All models (including baselines and SmartGuard) are implemented by PyTorch (Paszke etal., 2019) and run on a graphic card of GeForce RTX 3090 Ti. All models are trained with Adam optimizer (Kingma and Ba, 2014) with learning rate 0.001. We train SmartGuardto minimize recsubscript𝑟𝑒𝑐\mathcal{L}_{rec}caligraphic_L start_POSTSUBSCRIPT italic_r italic_e italic_c end_POSTSUBSCRIPT in Equation (14).
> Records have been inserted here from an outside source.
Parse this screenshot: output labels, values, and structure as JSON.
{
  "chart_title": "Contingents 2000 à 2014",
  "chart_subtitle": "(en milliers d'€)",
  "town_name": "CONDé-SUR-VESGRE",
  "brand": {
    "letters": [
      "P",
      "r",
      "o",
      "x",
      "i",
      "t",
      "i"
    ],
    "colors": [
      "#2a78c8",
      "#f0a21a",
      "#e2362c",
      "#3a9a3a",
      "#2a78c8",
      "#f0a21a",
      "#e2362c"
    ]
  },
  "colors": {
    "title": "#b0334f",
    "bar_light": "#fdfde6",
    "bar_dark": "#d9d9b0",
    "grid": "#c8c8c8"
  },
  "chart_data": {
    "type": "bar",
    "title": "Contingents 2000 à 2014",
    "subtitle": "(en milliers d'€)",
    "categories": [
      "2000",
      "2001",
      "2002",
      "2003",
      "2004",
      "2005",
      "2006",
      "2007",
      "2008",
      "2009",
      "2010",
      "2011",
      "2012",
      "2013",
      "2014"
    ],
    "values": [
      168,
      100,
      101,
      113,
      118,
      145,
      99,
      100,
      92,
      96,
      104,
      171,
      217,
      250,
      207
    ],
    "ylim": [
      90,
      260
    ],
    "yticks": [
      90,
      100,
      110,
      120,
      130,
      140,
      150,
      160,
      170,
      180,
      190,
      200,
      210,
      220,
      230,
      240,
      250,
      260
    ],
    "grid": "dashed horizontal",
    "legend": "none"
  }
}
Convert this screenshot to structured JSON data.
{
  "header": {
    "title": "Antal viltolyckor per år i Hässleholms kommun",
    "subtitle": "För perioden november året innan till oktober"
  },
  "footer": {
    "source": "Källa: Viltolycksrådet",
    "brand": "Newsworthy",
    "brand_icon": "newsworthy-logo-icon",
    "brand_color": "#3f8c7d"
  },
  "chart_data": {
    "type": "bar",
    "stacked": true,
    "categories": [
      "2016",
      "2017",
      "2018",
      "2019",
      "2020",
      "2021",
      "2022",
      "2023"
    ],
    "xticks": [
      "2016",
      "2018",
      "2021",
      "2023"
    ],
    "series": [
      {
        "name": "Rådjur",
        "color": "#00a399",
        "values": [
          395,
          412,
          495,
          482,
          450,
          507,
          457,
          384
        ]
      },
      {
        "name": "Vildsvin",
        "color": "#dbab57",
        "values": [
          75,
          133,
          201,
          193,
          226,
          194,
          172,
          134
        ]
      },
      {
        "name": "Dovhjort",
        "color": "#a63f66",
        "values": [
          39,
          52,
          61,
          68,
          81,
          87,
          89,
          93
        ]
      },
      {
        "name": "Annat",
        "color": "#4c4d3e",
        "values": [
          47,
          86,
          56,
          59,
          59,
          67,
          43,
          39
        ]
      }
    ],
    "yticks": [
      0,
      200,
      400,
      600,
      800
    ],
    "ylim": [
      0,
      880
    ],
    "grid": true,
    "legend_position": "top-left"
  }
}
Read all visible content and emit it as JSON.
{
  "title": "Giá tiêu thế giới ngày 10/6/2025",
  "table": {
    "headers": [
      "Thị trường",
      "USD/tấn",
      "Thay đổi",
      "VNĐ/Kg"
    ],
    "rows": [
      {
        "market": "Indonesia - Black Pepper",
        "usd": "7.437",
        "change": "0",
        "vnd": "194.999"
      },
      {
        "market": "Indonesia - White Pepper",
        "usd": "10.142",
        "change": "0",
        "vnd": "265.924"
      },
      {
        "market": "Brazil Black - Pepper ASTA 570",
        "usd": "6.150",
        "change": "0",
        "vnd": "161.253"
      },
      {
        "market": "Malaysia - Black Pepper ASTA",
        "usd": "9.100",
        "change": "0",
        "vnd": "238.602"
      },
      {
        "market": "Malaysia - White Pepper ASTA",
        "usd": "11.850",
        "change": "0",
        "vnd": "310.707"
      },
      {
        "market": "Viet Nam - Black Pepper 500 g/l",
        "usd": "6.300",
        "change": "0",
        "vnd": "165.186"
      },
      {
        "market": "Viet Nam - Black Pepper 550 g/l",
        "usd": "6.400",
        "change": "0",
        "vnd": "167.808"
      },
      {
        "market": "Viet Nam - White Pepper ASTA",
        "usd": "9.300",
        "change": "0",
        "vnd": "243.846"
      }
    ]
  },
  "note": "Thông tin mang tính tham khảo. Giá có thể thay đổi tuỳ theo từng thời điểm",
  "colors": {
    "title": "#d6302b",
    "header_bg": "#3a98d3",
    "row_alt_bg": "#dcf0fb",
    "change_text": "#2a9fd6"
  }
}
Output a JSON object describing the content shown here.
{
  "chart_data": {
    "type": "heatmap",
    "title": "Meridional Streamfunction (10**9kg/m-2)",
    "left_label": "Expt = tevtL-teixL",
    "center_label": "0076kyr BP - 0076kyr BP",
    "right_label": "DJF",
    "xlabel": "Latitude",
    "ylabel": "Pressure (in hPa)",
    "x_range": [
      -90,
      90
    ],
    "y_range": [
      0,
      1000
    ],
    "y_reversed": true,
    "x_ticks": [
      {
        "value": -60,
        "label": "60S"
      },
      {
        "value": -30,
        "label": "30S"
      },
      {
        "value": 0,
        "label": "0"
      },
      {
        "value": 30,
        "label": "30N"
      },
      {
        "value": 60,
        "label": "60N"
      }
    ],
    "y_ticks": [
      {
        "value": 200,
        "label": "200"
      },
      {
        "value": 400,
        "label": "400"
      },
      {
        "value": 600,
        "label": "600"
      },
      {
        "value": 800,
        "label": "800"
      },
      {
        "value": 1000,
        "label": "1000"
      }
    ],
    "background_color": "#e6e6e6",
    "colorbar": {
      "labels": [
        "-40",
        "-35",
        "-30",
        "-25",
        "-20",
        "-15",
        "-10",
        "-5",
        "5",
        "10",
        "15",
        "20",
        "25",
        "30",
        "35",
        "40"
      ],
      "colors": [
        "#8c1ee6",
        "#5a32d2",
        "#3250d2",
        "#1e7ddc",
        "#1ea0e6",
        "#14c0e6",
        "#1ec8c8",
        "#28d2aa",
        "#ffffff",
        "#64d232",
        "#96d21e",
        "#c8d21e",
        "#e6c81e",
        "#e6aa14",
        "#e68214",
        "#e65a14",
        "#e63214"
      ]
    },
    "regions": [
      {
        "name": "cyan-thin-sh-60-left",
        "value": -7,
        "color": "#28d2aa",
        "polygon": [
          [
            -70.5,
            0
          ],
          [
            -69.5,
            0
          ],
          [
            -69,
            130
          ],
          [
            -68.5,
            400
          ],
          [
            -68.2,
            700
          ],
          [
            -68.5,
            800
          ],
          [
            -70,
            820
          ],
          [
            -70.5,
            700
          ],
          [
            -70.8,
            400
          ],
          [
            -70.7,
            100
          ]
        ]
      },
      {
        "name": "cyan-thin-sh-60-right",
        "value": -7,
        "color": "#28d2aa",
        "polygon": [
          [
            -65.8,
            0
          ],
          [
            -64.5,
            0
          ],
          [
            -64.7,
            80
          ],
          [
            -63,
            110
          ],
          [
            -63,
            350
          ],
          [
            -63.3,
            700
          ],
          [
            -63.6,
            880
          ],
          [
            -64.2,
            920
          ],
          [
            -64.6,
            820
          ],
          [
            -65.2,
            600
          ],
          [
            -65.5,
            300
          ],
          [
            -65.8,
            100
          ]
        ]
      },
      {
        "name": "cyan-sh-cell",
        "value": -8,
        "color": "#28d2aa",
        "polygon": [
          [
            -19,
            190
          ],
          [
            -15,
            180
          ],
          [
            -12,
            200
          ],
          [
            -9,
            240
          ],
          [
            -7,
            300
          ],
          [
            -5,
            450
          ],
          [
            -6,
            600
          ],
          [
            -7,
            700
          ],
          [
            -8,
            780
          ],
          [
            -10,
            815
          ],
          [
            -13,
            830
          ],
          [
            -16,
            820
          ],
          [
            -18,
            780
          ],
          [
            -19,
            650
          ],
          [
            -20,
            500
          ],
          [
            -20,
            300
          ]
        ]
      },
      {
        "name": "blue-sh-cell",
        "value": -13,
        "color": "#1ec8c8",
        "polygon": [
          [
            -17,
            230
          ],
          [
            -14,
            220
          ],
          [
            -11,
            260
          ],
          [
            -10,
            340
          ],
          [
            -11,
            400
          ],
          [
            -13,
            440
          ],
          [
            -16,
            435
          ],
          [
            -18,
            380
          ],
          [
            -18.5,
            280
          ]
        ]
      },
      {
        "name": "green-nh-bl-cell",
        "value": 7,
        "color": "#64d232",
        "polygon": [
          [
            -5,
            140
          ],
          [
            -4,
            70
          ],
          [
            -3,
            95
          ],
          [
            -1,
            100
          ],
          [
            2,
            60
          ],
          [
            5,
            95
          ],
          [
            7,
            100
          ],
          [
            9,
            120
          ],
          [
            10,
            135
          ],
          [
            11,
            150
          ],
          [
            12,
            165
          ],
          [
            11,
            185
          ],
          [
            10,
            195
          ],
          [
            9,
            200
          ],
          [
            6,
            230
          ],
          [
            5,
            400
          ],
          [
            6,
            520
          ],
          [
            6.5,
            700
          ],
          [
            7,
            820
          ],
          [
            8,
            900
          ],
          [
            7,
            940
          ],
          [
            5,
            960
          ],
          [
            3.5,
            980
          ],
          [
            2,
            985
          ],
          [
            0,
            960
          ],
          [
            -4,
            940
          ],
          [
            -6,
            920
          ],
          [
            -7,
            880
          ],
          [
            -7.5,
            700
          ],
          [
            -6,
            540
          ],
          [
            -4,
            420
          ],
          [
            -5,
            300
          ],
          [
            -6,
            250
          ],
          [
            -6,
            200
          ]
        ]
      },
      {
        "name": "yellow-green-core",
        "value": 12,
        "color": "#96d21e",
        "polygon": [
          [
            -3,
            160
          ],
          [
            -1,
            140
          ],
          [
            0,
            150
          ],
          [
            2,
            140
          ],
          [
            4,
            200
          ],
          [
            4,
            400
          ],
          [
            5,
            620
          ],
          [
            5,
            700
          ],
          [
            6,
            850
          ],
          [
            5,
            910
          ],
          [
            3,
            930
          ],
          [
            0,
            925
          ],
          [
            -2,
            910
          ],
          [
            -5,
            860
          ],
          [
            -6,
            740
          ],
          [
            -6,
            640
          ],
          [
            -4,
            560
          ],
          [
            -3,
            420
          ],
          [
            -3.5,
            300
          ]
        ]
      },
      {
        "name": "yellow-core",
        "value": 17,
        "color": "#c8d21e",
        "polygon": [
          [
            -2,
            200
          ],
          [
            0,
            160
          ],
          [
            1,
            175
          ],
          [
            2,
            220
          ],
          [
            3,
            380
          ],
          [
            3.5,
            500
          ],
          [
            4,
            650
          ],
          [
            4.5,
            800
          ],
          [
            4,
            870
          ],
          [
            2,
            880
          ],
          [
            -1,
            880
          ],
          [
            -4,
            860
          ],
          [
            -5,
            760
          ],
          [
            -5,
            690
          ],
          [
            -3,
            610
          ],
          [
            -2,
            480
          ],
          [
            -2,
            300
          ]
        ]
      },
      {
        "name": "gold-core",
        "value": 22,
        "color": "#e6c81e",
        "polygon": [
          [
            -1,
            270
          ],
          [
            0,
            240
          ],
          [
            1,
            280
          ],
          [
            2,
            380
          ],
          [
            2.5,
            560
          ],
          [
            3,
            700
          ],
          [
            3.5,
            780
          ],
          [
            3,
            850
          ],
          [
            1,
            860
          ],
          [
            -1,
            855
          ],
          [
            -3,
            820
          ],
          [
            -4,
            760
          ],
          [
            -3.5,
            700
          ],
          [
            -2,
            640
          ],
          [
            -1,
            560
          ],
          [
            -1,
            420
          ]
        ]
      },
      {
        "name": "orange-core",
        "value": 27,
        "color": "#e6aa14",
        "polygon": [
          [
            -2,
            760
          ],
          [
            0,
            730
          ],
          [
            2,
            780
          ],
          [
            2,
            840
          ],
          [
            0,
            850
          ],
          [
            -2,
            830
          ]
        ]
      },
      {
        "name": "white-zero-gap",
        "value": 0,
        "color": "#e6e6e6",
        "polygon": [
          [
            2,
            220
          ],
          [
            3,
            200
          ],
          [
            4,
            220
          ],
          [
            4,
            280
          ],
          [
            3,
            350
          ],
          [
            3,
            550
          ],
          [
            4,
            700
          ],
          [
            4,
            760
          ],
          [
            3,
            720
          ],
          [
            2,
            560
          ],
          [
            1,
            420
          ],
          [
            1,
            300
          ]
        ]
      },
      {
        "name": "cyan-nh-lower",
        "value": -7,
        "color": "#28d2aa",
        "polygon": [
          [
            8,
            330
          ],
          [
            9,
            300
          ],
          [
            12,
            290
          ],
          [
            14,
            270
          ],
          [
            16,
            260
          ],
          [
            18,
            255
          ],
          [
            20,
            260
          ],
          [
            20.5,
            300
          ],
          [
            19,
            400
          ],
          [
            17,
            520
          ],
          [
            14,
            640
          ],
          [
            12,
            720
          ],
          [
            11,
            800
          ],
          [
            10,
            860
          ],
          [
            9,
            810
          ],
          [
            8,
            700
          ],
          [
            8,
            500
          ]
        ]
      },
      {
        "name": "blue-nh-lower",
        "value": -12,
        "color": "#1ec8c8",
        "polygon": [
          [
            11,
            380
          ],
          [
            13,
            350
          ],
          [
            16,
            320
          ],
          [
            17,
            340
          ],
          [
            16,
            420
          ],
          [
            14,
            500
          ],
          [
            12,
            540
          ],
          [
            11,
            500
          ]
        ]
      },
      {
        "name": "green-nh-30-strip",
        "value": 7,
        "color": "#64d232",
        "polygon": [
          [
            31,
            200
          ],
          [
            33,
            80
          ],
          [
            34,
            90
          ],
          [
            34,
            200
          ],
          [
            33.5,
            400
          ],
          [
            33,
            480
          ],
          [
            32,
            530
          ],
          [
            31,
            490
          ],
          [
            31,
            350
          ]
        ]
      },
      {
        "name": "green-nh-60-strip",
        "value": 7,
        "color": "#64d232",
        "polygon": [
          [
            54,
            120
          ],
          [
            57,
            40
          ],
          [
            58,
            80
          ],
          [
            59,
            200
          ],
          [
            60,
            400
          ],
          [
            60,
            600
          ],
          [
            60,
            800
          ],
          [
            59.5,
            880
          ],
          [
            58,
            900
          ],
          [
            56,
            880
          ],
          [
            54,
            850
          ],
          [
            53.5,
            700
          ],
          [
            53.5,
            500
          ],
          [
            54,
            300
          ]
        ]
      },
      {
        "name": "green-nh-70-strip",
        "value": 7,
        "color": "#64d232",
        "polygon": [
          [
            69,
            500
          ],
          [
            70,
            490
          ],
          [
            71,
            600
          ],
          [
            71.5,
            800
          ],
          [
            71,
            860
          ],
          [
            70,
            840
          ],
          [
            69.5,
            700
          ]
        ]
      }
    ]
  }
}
During training, we monitor reconstruction loss and stop training if there is no performance improvement on the validation set in 10 steps. For model hyperparameters of SmartGuard, we set the batch size to 512 and the initial weights of TTPE are worder=0.1,whour=0.4,wday=0.4formulae-sequencesubscript𝑤𝑜𝑟𝑑𝑒𝑟0.1formulae-sequencesubscript𝑤𝑜𝑢𝑟0.4subscript𝑤𝑑𝑎𝑦0.4w_{order}=0.1,w_{hour}=0.4,w_{day}=0.4italic_w start_POSTSUBSCRIPT italic_o italic_r italic_d italic_e italic_r end_POSTSUBSCRIPT = 0.1 , italic_w start_POSTSUBSCRIPT italic_h italic_o italic_u italic_r end_POSTSUBSCRIPT = 0.4 , italic_w start_POSTSUBSCRIPT italic_d italic_a italic_y end_POSTSUBSCRIPT = 0.4, and wduration=0.7subscript𝑤𝑑𝑢𝑟𝑎𝑡𝑖𝑜𝑛0.7w_{duration}=0.7italic_w start_POSTSUBSCRIPT italic_d italic_u italic_r italic_a italic_t italic_i italic_o italic_n end_POSTSUBSCRIPT = 0.7. For mask ratio and step without step, we search in {0.2,0.4,0.6,0.8}0.20.40.60.8\{0.2,0.4,0.6,0.8\}{ 0.2 , 0.4 , 0.6 , 0.8 } and {3,4,5,6}3456\{3,4,5,6\}{ 3 , 4 , 5 , 6 }, respectively. We chose the number of encoder and decoder layers in {1,2,3,4}1234\{1,2,3,4\}{ 1 , 2 , 3 , 4 }, and the embedding size in {8,16,32,64,128,256,512}8163264128256512\{8,16,32,64,128,256,512\}{ 8 , 16 , 32 , 64 , 128 , 256 , 512 }.

A.5. Mask strategy deep dive

To verify the effectiveness of LDMS, we compared it with the three baselines (w/o mask, random mask and top-k𝑘kitalic_k loss mask) mentioned in the section 4.2. As illustrated in Figure14(a), LDMS consistently outperforms all other mask strategies across four types of anomalies. The results presented in Figure14(b) further demonstrate that LDMS exhibits the smallest variance in reconstruction loss throughout the training process, which demonstrates that SmartGuardlearns both easy-to-learn behaviors and hard-to-learn behaviors very well. We also plotted the loss distribution diagram under different mask strategies. As shown in Figure15, LDMS shows the smallest reconstruction loss and variance, which demonstrates that our mask strategy can better learn hard-to-learn behaviors. We can still observe behaviors with high reconstruction loss as pointed by the red dashed arrow after applying LDMS, which is likely to be noise behaviors, thus it’s necessary to assign small weights for these noise behaviors during anomaly detection for avoiding identifying normal sequences containing noise behaviors as abnormal.

Make Your Home Safe: Time-aware Unsupervised User Behavior Anomaly Detection in Smart Homes via Loss-guided Mask (20)
Make Your Home Safe: Time-aware Unsupervised User Behavior Anomaly Detection in Smart Homes via Loss-guided Mask (21)
Make Your Home Safe: Time-aware Unsupervised User Behavior Anomaly Detection in Smart Homes via Loss-guided Mask (22)
Make Your Home Safe: Time-aware Unsupervised User Behavior Anomaly Detection in Smart Homes via Loss-guided Mask (2024)
Top Articles
Latest Posts
Article information

Author: Dean Jakubowski Ret

Last Updated:

Views: 5739

Rating: 5 / 5 (50 voted)

Reviews: 81% of readers found this page helpful

Author information

Name: Dean Jakubowski Ret

Birthday: 1996-05-10

Address: Apt. 425 4346 Santiago Islands, Shariside, AK 38830-1874

Phone: +96313309894162

Job: Legacy Sales Designer

Hobby: Baseball, Wood carving, Candle making, Jigsaw puzzles, Lacemaking, Parkour, Drawing

Introduction: My name is Dean Jakubowski Ret, I am a enthusiastic, friendly, homely, handsome, zealous, brainy, elegant person who loves writing and wants to share my knowledge and understanding with you.